Sementara itu, penanganan under processing seperti proses pemanasan yang kurang, khususnya pada produk makanan kaleng berasam rendah dapat terjadi, karena kurangnya pemahaman teknologi pangan yang dikembangkan Dr Stumbo, ilmuwan di bidang termobakteriologi terkemuka di dunia. Hal ini dapat menstimulasi terbentuknya toksin botulin dari bakteri Clostridium botulinum yang amat berbahaya. Sebaliknya, proses pemanasan dengan minyak goreng pada suhu tinggi dan berulang-ulang menghasilkan hidroperoksida, aldehid, dan keton berlebihan yang menjadi prekursor senyawa karsinogenik pemicu kanker.

Membangun kejujuran

Apa seharusnya yang bisa dilakukan untuk memperkukuh pilar keamanan pangan? Konsistensi pengawasan yang jujur harus tecermin dari berbagai upaya yang dilakukan di setiap mata rantai yang diduga bisa menimbulkan masalah keamanan pangan. Membangun kejujuran dimulai sejak produksi, pengolahan, distribusi, hingga saat penyajian untuk konsumsi. Pemerintah selama ini abai tentang satu hal. UU yang baru tentang pangan sudah dibuat, regulasi tata niaga bahan tambahan makanan diperketat dan sertifikasi mutu produk diharuskan. 
Namun, semuanya bisa diterabas pelaku ekonomi demi keuntungan sebesar-besarnya.Perdagangan beras palsu dan makanan berformalin yang tetap eksis ialah bukti nyata kegagalan dalam menjalankan fungsi pengawasan.

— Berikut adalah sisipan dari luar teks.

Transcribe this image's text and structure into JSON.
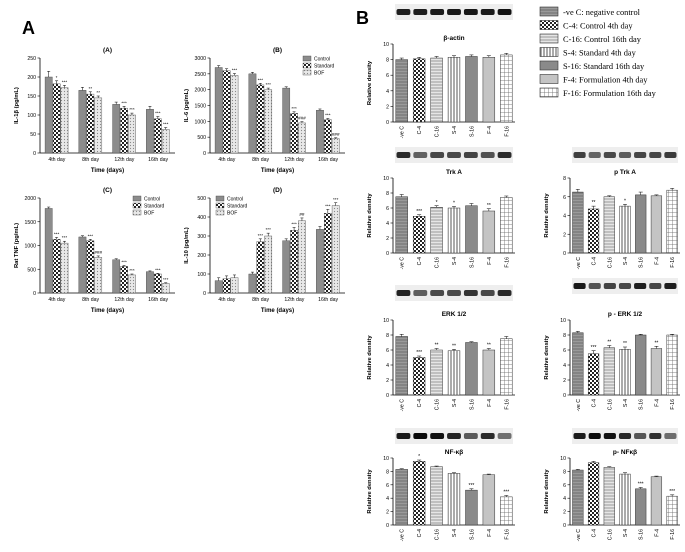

Kejahatan di balik bisnis makanan yang kerap berulang ini jika hendak digali secara lebih kontemplatif, persoalannya menyangkut moralitas anak bangsa. Misalnya, perdagangan dan impor ilegal beras palsu dan penambahan pupuk urea pada pembuatan nata de coco ialah serpihan representasi dari bangsa yang mengalami degradasi moral. Negeri yang warganya santun karena taat beragama, kini mulai kurang beradab dan tak peduli keselamatan orang lain, karena melakukan pembunuhan secara perlahan-lahan lewat teror formalin.

Ketika persoalan kejahatan di balik bisnis makanan merebak menjadi tragedi kemanusiaan yang menelan korban jiwa, pemerintah sebagai pemegang otoritas kekuasaan kerap mereduksi persoalan dengan berda lih bahwa penyebabnya ialah keracunan makanan yang dipicu cara memasak yang tidak benar.

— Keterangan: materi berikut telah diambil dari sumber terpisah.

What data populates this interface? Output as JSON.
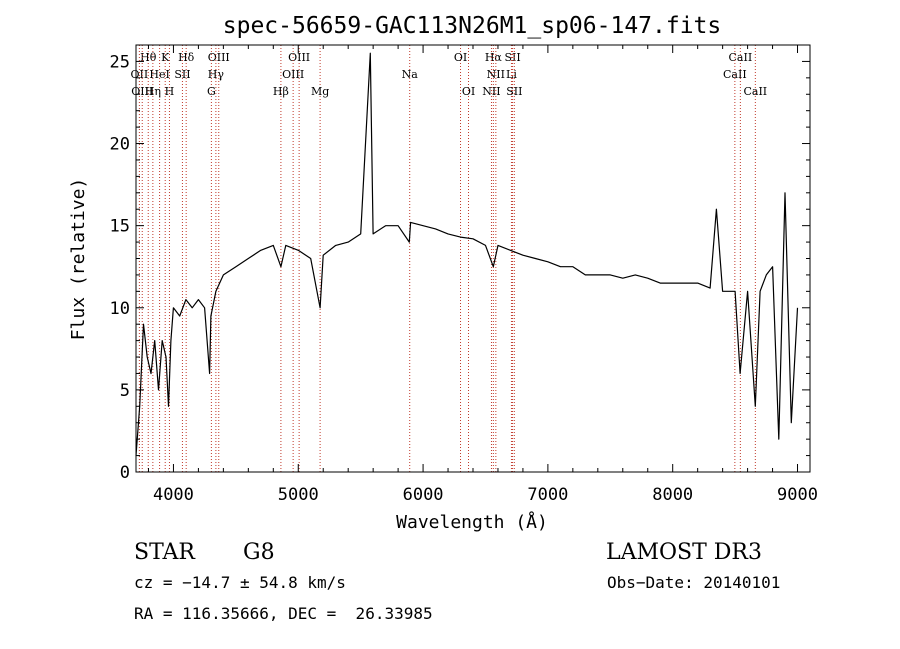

Hal yang sama datang dari para ahli di perguruan tinggi yang memiliki kompetensi ilmiah. Mereka dengan mudah merumuskan bahwa penyebab keracunan ialah mikroba patogen atau bahan kimia berbahaya sambil menyebut berbagai istilah latin dan bahasa asing yang sulit dipahami masyarakat awam.

Guna memutus mata rantai kejahatan di balik bisnis makanan, sebagai umat beragama yang religius semestinya para pedagang dan korporasi lebih mempertimbangkan aspek moralitas ketimbang nilai keuntungan yang diperoleh. 

Atas dasar inilah, para pemuka agama punya tugas baru untuk berperan memperbaiki moral bangsa. Mereka hadir bukan sekadar mengusung ceramah agama, melainkan juga memberi teladan moralitas tentang perilaku manusia.
Menanamkan atau meningkatkan kesadaran akan adanya dimensi etis dalam bisnis pangan tidak berhenti sebatas khotbah, tapi ia harus memasuki ruang praktik kehidupan, sehingga dapat dialami dan dirasakan setiap orang. Seperti teladan yang diwariskan bapak pendiri bangsa, Soekarno dan Mohammad Hatta, kita diajak saling mengasihi sebagai sesama anak bangsa dan terus mengasah hati nurani untuk berperilaku jujur di tengah hidup bermasyarakat.